Introdução — O paradoxo de uma promessa civilizatória
Há algo de quase trágico no Direito contemporâneo: ele promete igualdade com a mesma solenidade com que a realidade a nega. Entre o texto constitucional e o cotidiano das ruas, há um descompasso que não é apenas técnico, mas existencial. Como explicar que uma ordem jurídica que proclama a dignidade da pessoa humana como fundamento (art. 1º, III, da Constituição Federal) conviva com índices persistentes de desigualdade extrema?
A pergunta não é meramente jurídica. É psicológica, filosófica, quase clínica. O que sustenta uma sociedade que acredita em normas que não se realizam? Estaríamos diante de um delírio coletivo institucionalizado, uma espécie de “neurose normativa”, onde o Direito funciona como mecanismo de defesa contra a angústia social?

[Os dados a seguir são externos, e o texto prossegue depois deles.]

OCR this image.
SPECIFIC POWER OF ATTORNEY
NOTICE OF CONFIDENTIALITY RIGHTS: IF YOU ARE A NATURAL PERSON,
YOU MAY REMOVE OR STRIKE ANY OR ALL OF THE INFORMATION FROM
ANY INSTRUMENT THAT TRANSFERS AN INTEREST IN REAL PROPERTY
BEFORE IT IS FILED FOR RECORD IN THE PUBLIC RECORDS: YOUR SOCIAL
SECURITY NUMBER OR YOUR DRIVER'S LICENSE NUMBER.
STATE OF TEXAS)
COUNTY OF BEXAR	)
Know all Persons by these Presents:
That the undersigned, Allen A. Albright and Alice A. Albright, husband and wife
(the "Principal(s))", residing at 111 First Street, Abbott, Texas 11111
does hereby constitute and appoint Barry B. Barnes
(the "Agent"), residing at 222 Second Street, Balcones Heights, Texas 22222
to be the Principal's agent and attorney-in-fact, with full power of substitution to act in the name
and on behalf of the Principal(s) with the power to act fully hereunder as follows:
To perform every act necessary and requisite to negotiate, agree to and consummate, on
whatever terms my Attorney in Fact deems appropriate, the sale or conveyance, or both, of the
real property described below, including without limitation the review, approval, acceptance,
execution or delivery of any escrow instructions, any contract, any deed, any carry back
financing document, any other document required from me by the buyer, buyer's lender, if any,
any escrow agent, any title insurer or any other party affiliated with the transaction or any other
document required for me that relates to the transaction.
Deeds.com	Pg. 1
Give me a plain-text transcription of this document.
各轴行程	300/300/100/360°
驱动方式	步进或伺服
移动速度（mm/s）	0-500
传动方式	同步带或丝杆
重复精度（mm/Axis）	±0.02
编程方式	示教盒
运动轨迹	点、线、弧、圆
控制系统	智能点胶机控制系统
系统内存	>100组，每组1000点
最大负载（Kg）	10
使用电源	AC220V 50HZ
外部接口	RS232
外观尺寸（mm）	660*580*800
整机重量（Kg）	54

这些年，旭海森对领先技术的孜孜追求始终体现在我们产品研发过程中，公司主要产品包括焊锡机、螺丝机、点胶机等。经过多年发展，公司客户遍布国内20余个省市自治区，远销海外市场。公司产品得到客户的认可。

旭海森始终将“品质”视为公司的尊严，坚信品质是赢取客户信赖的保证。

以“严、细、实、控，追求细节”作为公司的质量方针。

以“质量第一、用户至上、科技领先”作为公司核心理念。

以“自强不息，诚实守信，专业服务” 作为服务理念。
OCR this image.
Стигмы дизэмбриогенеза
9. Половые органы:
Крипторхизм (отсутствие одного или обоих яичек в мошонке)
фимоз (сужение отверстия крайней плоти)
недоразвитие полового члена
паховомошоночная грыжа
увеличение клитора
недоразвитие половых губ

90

Se a lei é promessa, a desigualdade é seu teste mais cruel.
Desenvolvimento
1. A arquitetura invisível da desigualdade: entre sistemas e ilusões
O sociólogo Niklas Luhmann descrevia o Direito como um sistema autopoiético, fechado em sua própria lógica, operando com o código lícito/ilícito. O problema é que a desigualdade não respeita esse código. Ela escapa, infiltra-se, contamina.
Enquanto isso, Thomas Piketty, com dados empíricos robustos, demonstra que a concentração de renda global segue uma lógica quase gravitacional: riqueza atrai mais riqueza. No Brasil, segundo o IBGE, o 1% mais rico concentra cerca de 28% da renda nacional. Não é apenas desigualdade. É assimetria estrutural.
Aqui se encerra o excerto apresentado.